Een koe krijgt 14 kilo maïs per dag te eten. Daar is per koe een akker van ruim 1000 vierkante meter voor nodig. In 2021 hadden we 1,57 miljoen melkkoeien, dus reken maar uit hoeveel land dit kost. Wereldwijd wordt twee derde (!) van de landbouwgrond gebruikt om veevoer te verbouwen, dit is land waar we ook prima mensenvoedsel op kunnen verbouwen. Voor de productie van 1 kilo rundvlees moet de koe 25 kilo plantaardig voedsel eten. Voor een kilo varkensvlees is 6,4 kilo veevoer nodig. En een kip eet 3,3 kilo voedsel voor 1 kilo kippenvlees. Dat is uitermate inefficiënt.
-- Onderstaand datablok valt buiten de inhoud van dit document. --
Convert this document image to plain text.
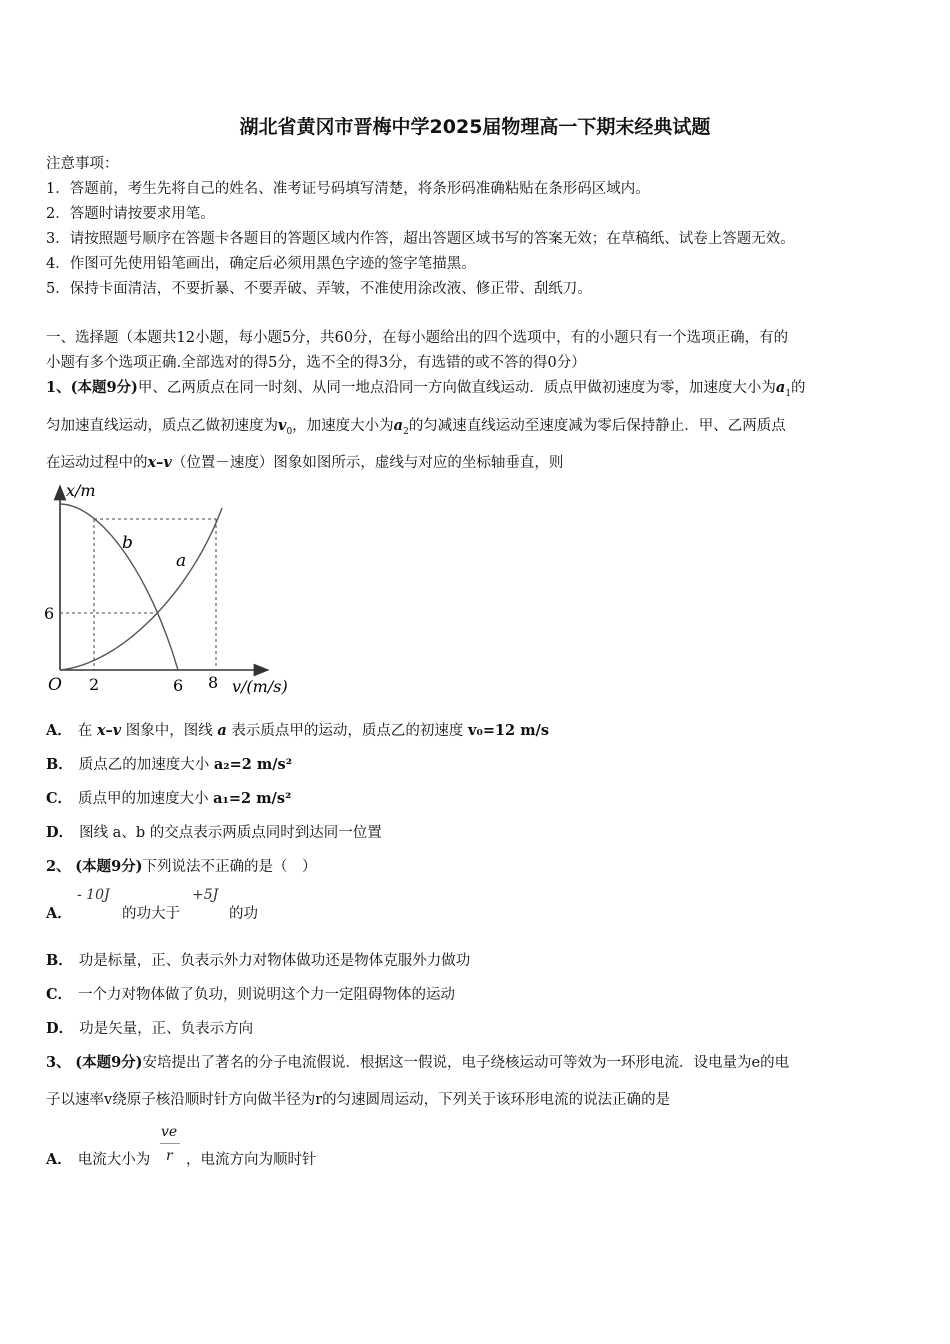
湖北省黄冈市晋梅中学2025届物理高一下期末经典试题
注意事项：
1．答题前，考生先将自己的姓名、准考证号码填写清楚，将条形码准确粘贴在条形码区域内。
2．答题时请按要求用笔。
3．请按照题号顺序在答题卡各题目的答题区域内作答，超出答题区域书写的答案无效；在草稿纸、试卷上答题无效。
4．作图可先使用铅笔画出，确定后必须用黑色字迹的签字笔描黑。
5．保持卡面清洁，不要折暴、不要弄破、弄皱，不准使用涂改液、修正带、刮纸刀。
一、选择题（本题共12小题，每小题5分，共60分，在每小题给出的四个选项中，有的小题只有一个选项正确，有的
小题有多个选项正确.全部选对的得5分，选不全的得3分，有选错的或不答的得0分）
1、(本题9分)甲、乙两质点在同一时刻、从同一地点沿同一方向做直线运动．质点甲做初速度为零，加速度大小为$a_1$的
匀加速直线运动，质点乙做初速度为$v_0$，加速度大小为$a_2$的匀减速直线运动至速度减为零后保持静止．甲、乙两质点
在运动过程中的x–v（位置－速度）图象如图所示，虚线与对应的坐标轴垂直，则
x/m
v/(m/s)
O 2	6 8
6
b
a
A． 在 x–v 图象中，图线 a 表示质点甲的运动，质点乙的初速度 v₀=12 m/s
B． 质点乙的加速度大小 a₂=2 m/s²
C． 质点甲的加速度大小 a₁=2 m/s²
D． 图线 a、b 的交点表示两质点同时到达同一位置
2、 (本题9分)下列说法不正确的是（　）
A．
- 10J
的功大于
+5J
的功
B． 功是标量，正、负表示外力对物体做功还是物体克服外力做功
C． 一个力对物体做了负功，则说明这个力一定阻碍物体的运动
D． 功是矢量，正、负表示方向
3、 (本题9分)安培提出了著名的分子电流假说．根据这一假说，电子绕核运动可等效为一环形电流．设电量为e的电
子以速率v绕原子核沿顺时针方向做半径为r的匀速圆周运动，下列关于该环形电流的说法正确的是
A． 电流大小为
ve
r ，电流方向为顺时针
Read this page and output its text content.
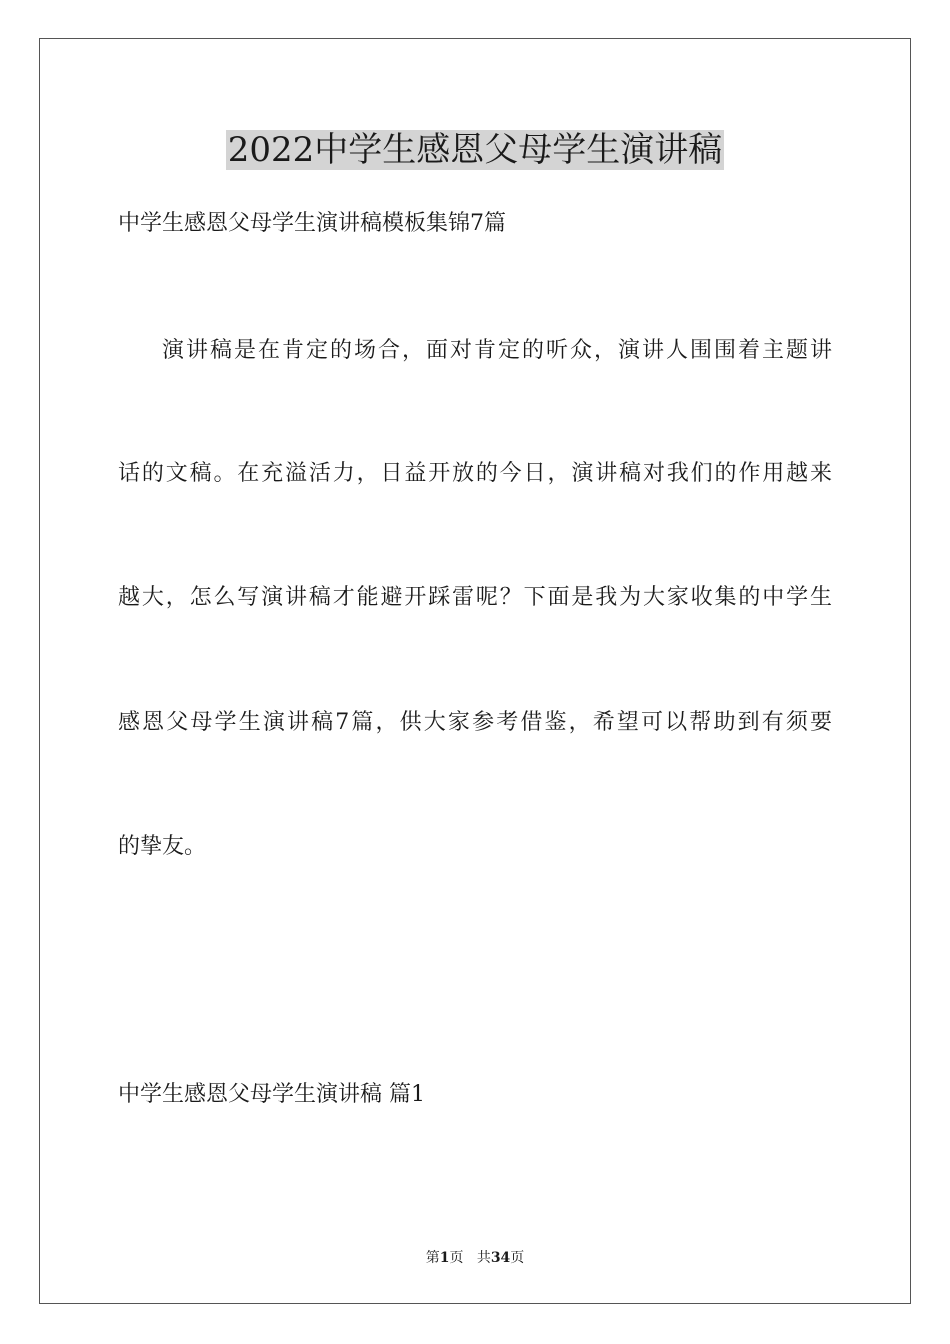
2022中学生感恩父母学生演讲稿
中学生感恩父母学生演讲稿模板集锦7篇
演讲稿是在肯定的场合，面对肯定的听众，演讲人围围着主题讲
话的文稿。在充溢活力，日益开放的今日，演讲稿对我们的作用越来
越大，怎么写演讲稿才能避开踩雷呢？下面是我为大家收集的中学生
感恩父母学生演讲稿7篇，供大家参考借鉴，希望可以帮助到有须要
的挚友。
中学生感恩父母学生演讲稿 篇1
第1页 共34页
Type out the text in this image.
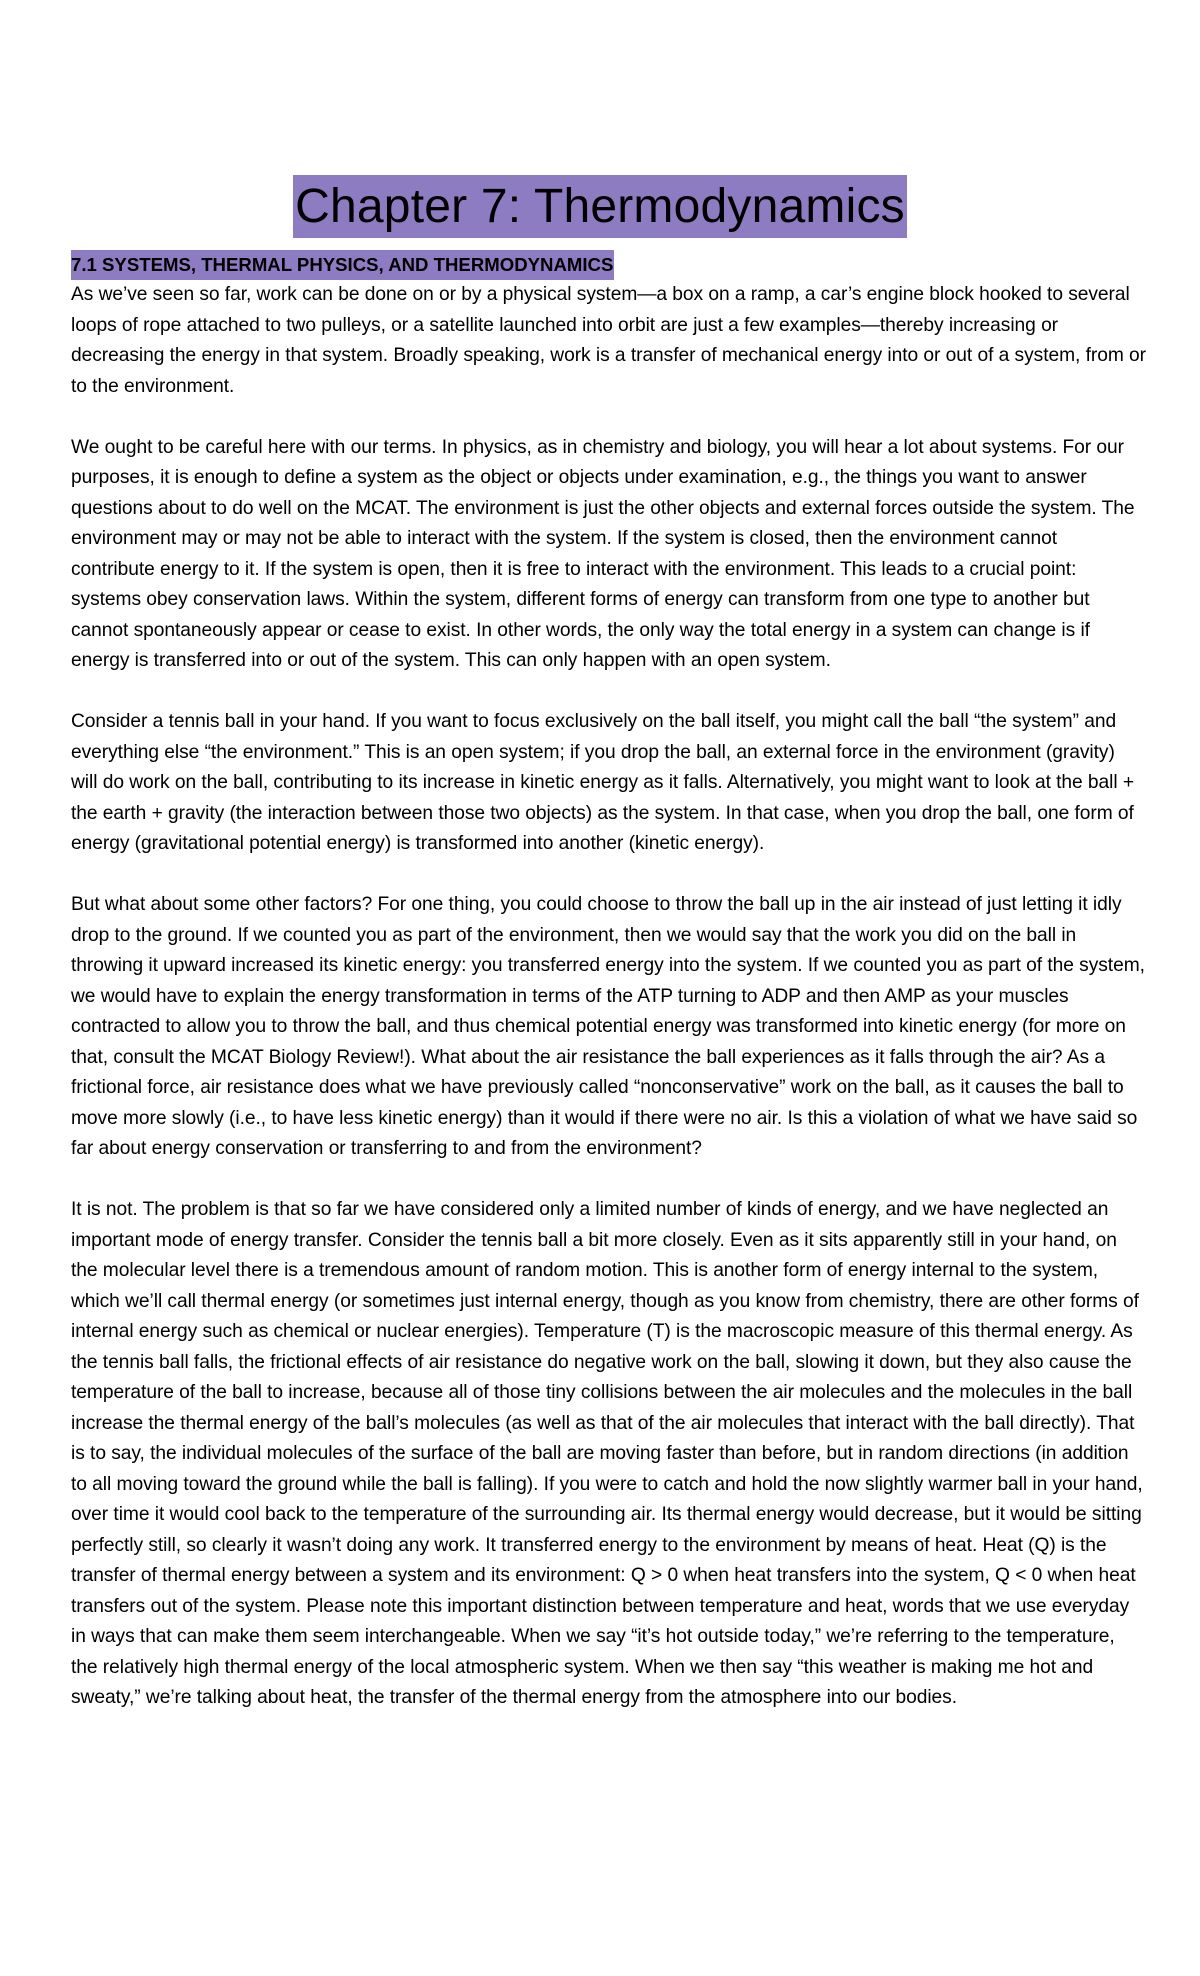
Chapter 7: Thermodynamics
7.1 SYSTEMS, THERMAL PHYSICS, AND THERMODYNAMICS

As we’ve seen so far, work can be done on or by a physical system—a box on a ramp, a car’s engine block hooked to several loops of rope attached to two pulleys, or a satellite launched into orbit are just a few examples—thereby increasing or decreasing the energy in that system. Broadly speaking, work is a transfer of mechanical energy into or out of a system, from or to the environment.

We ought to be careful here with our terms. In physics, as in chemistry and biology, you will hear a lot about systems. For our purposes, it is enough to define a system as the object or objects under examination, e.g., the things you want to answer questions about to do well on the MCAT. The environment is just the other objects and external forces outside the system. The environment may or may not be able to interact with the system. If the system is closed, then the environment cannot contribute energy to it. If the system is open, then it is free to interact with the environment. This leads to a crucial point: systems obey conservation laws. Within the system, different forms of energy can transform from one type to another but cannot spontaneously appear or cease to exist. In other words, the only way the total energy in a system can change is if energy is transferred into or out of the system. This can only happen with an open system.

Consider a tennis ball in your hand. If you want to focus exclusively on the ball itself, you might call the ball “the system” and everything else “the environment.” This is an open system; if you drop the ball, an external force in the environment (gravity) will do work on the ball, contributing to its increase in kinetic energy as it falls. Alternatively, you might want to look at the ball + the earth + gravity (the interaction between those two objects) as the system. In that case, when you drop the ball, one form of energy (gravitational potential energy) is transformed into another (kinetic energy).

But what about some other factors? For one thing, you could choose to throw the ball up in the air instead of just letting it idly drop to the ground. If we counted you as part of the environment, then we would say that the work you did on the ball in throwing it upward increased its kinetic energy: you transferred energy into the system. If we counted you as part of the system, we would have to explain the energy transformation in terms of the ATP turning to ADP and then AMP as your muscles contracted to allow you to throw the ball, and thus chemical potential energy was transformed into kinetic energy (for more on that, consult the MCAT Biology Review!). What about the air resistance the ball experiences as it falls through the air? As a frictional force, air resistance does what we have previously called “nonconservative” work on the ball, as it causes the ball to move more slowly (i.e., to have less kinetic energy) than it would if there were no air. Is this a violation of what we have said so far about energy conservation or transferring to and from the environment?

It is not. The problem is that so far we have considered only a limited number of kinds of energy, and we have neglected an important mode of energy transfer. Consider the tennis ball a bit more closely. Even as it sits apparently still in your hand, on the molecular level there is a tremendous amount of random motion. This is another form of energy internal to the system, which we’ll call thermal energy (or sometimes just internal energy, though as you know from chemistry, there are other forms of internal energy such as chemical or nuclear energies). Temperature (T) is the macroscopic measure of this thermal energy. As the tennis ball falls, the frictional effects of air resistance do negative work on the ball, slowing it down, but they also cause the temperature of the ball to increase, because all of those tiny collisions between the air molecules and the molecules in the ball increase the thermal energy of the ball’s molecules (as well as that of the air molecules that interact with the ball directly). That is to say, the individual molecules of the surface of the ball are moving faster than before, but in random directions (in addition to all moving toward the ground while the ball is falling). If you were to catch and hold the now slightly warmer ball in your hand, over time it would cool back to the temperature of the surrounding air. Its thermal energy would decrease, but it would be sitting perfectly still, so clearly it wasn’t doing any work. It transferred energy to the environment by means of heat. Heat (Q) is the transfer of thermal energy between a system and its environment: Q > 0 when heat transfers into the system, Q < 0 when heat transfers out of the system. Please note this important distinction between temperature and heat, words that we use everyday in ways that can make them seem interchangeable. When we say “it’s hot outside today,” we’re referring to the temperature, the relatively high thermal energy of the local atmospheric system. When we then say “this weather is making me hot and sweaty,” we’re talking about heat, the transfer of the thermal energy from the atmosphere into our bodies.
Die koeien produceren trouwens samen met varkens en kippen 75,2 miljard kilo mest.
En dan hebben we het nog niet eens over het andere veevoer, want onze Nederlandse koeien krijgen ook 270 kilo soja per koe per jaar. Dit komt vanaf het andere eind van de wereld hierheen en leidt regelmatig tot ontbossing (en nee, dat geldt niet voor de soja die wij mensen eten of drinken: die komt vaak uit gebieden waar geen bos wordt gekapt).
Ruim 70% van de Nederlandse de landbouwgrond wordt gebruikt voor veeteelt, terwijl de zuivelindustrie slechts 8,8 procent van de calorieën levert in Nederland.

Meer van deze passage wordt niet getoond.